C’était une discussion à trois sur le Liban à travers celles et ceux qui l’ont vécu. Zeina Abirached et Le piano oriental de son arrière-grand-père et moi-même à travers l’histoire de ma famille. Leila Shahid nous a réunis afin de démontrer comment à travers de simples particuliers, toute une époque historique pouvait être retracée.
Comment cela est-il possible ?
Grâce au travail de mémoire, fait à partir de documents familiaux, d’anciennes photographies et surtout de la tradition orale des histoires familiales qui se transmettent de père en fils.

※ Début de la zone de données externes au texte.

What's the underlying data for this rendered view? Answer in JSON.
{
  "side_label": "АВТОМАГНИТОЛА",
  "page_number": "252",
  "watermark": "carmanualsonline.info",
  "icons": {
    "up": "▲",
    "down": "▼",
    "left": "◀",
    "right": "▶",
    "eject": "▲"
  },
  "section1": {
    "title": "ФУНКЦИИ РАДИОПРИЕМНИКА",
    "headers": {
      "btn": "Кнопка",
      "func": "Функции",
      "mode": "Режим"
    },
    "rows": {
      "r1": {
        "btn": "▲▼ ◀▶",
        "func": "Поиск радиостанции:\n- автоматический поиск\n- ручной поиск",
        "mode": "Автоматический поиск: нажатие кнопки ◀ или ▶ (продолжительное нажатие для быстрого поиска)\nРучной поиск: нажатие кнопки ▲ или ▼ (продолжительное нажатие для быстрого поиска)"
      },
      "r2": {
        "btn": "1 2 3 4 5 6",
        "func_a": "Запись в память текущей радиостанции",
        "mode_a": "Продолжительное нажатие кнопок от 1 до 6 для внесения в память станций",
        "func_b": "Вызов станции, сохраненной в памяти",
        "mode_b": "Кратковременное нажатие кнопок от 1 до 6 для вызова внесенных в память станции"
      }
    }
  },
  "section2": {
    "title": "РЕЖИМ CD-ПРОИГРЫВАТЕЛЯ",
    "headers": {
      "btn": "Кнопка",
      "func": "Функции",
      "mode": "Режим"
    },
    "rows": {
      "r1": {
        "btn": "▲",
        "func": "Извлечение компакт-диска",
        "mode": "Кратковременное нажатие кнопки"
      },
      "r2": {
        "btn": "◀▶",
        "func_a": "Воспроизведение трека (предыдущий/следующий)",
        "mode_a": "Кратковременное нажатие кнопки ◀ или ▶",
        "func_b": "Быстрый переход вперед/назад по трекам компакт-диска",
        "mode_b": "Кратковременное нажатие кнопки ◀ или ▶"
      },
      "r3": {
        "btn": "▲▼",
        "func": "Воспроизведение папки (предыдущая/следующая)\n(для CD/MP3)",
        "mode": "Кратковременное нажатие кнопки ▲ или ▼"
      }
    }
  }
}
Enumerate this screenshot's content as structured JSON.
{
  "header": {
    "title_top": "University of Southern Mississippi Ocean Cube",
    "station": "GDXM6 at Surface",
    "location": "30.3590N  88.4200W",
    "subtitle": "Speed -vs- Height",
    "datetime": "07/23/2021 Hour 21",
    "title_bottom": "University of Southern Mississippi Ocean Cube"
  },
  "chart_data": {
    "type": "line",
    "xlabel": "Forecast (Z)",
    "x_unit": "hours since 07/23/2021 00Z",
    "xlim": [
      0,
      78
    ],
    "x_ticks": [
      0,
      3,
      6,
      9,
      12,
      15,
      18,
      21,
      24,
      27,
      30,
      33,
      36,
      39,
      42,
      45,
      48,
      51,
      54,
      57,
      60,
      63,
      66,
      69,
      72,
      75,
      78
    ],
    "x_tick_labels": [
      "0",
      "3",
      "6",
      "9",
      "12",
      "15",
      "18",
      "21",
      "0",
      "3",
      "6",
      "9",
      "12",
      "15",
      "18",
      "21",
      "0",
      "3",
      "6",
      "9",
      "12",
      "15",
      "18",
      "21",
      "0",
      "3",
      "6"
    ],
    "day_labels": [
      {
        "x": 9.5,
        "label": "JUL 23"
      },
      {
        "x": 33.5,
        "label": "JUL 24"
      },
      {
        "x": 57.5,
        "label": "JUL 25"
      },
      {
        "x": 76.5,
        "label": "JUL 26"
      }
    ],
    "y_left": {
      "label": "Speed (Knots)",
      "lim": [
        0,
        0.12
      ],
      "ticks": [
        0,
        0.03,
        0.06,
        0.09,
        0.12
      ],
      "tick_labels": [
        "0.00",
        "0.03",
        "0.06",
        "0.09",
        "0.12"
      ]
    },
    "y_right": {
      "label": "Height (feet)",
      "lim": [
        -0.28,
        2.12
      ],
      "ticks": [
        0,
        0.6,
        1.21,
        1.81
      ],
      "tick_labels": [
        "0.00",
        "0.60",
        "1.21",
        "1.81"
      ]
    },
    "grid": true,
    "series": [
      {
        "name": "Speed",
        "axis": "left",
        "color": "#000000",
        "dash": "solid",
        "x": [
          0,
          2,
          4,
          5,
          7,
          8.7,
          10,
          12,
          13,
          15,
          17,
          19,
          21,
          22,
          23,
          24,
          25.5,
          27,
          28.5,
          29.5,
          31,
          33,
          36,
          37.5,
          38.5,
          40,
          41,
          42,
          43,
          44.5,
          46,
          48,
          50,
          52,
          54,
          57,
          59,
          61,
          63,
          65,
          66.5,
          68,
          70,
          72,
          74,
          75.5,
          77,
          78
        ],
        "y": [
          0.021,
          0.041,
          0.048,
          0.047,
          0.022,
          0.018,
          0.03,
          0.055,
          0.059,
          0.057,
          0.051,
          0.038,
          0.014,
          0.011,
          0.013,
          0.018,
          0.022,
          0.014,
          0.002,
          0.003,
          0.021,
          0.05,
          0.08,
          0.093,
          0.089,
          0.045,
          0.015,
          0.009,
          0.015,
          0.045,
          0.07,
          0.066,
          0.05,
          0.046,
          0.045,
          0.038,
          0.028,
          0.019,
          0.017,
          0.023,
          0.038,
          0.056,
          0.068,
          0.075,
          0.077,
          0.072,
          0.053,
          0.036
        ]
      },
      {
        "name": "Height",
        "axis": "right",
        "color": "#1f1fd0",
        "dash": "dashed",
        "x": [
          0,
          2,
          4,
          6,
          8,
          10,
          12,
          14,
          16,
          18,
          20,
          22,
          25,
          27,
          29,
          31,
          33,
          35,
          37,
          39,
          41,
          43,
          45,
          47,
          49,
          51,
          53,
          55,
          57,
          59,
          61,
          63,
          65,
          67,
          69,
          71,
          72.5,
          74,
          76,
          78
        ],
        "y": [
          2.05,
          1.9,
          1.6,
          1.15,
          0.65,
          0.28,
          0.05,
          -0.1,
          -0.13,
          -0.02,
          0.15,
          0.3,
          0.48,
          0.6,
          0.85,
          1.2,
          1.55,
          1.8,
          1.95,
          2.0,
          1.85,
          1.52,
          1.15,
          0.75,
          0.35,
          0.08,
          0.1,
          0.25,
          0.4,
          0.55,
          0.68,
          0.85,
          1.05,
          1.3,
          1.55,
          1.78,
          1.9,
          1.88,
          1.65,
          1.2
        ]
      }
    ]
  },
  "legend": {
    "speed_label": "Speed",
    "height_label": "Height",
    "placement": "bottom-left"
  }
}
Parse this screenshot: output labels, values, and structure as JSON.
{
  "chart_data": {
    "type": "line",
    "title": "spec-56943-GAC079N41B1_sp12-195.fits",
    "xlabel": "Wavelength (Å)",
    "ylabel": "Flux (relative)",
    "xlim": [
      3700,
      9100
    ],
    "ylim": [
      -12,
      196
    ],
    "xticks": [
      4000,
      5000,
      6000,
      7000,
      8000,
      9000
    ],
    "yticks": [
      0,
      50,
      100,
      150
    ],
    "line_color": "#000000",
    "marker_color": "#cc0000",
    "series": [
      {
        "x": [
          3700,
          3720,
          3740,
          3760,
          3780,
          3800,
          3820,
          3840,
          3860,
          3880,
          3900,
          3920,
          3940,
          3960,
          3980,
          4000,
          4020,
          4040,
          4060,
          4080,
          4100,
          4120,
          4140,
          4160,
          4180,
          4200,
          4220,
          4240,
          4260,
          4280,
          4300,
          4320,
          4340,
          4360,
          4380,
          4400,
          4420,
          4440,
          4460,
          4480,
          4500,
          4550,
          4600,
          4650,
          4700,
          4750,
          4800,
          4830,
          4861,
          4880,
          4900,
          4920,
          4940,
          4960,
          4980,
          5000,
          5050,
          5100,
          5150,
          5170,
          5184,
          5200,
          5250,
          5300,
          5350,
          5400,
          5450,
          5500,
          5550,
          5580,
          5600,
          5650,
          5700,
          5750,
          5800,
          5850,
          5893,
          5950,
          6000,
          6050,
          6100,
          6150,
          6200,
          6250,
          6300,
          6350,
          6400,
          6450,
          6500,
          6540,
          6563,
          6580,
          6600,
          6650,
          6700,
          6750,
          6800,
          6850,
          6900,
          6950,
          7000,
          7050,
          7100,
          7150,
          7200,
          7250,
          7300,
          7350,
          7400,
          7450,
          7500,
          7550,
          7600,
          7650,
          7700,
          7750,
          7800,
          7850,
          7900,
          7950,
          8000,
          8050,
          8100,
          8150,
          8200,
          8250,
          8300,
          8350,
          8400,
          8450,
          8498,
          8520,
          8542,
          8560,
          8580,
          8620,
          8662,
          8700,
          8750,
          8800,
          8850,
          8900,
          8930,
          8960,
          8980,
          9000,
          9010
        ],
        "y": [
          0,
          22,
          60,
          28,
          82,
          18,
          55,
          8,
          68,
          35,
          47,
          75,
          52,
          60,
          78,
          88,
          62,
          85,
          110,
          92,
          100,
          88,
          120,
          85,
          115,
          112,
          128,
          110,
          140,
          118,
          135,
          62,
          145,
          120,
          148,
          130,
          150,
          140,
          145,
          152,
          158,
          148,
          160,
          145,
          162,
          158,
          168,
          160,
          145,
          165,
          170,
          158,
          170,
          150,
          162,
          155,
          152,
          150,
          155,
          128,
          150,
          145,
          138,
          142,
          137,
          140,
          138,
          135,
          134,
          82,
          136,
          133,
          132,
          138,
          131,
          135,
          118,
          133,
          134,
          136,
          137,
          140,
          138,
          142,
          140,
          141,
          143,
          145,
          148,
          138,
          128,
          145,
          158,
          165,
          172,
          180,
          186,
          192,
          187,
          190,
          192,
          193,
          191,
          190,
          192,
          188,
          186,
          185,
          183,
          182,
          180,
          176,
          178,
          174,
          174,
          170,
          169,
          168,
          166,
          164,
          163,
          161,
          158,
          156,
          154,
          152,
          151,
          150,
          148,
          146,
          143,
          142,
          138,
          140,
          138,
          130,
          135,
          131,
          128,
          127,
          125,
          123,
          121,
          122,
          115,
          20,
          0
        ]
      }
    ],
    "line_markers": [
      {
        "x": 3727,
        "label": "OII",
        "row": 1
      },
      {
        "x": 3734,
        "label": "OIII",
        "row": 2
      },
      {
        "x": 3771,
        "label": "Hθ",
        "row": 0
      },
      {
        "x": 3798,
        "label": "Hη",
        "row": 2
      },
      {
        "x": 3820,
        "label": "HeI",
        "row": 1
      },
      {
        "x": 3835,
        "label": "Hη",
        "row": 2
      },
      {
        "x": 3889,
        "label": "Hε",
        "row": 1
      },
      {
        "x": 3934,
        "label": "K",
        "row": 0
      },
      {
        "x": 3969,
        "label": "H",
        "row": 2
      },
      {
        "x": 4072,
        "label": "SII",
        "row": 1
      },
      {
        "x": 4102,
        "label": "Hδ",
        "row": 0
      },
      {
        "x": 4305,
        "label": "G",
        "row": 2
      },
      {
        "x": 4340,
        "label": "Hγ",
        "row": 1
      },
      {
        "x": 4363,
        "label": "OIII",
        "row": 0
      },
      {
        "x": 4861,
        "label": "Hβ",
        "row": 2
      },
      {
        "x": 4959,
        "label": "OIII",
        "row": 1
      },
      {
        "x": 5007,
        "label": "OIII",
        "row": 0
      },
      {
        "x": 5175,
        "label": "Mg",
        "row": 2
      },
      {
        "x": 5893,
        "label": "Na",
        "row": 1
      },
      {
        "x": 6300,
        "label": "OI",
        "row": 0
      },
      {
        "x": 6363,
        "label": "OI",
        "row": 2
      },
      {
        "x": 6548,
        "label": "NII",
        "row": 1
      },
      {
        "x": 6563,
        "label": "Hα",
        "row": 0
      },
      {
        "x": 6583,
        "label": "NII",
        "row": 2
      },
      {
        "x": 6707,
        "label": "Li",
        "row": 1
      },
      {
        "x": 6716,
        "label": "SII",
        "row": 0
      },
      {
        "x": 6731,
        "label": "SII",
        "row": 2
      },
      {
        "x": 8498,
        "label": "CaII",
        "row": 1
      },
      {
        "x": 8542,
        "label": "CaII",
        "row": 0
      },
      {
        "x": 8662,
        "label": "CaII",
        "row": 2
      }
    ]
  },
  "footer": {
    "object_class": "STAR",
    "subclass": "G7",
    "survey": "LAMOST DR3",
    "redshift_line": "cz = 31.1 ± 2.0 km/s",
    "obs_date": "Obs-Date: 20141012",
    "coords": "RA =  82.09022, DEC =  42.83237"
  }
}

Vous vouliez également démontrer que le Moyen-Orient n’a pas toujours été cette poudrière que l’on connaît aujourd’hui ?
Exactement. L’Orient a derrière lui une tradition de civilisation millénaire et, bien qu’il ait été totalitaire, l’Empire ottoman permettait les échanges culturels et commerciaux entre ses différentes parties. Ce qui fait que l’on circulait avec beaucoup plus de facilité qu’aujourd’hui notamment entre le Machrek et le Maghreb. Cette circulation se faisait sans encombres et de façon naturelle. J’en parle dans mon ouvrage.
L’ouvrage ‘Vitrine de l’Orient’ évoque le parcours de votre famille ?
Oui, depuis 1796 et jusqu’à aujourd’hui : quel a été son destin, par quelles épreuves elle a dû passer depuis l’Empire ottoman, jusqu’au mandat français, la période de l’indépendance du Liban, la guerre civile et la renaissance.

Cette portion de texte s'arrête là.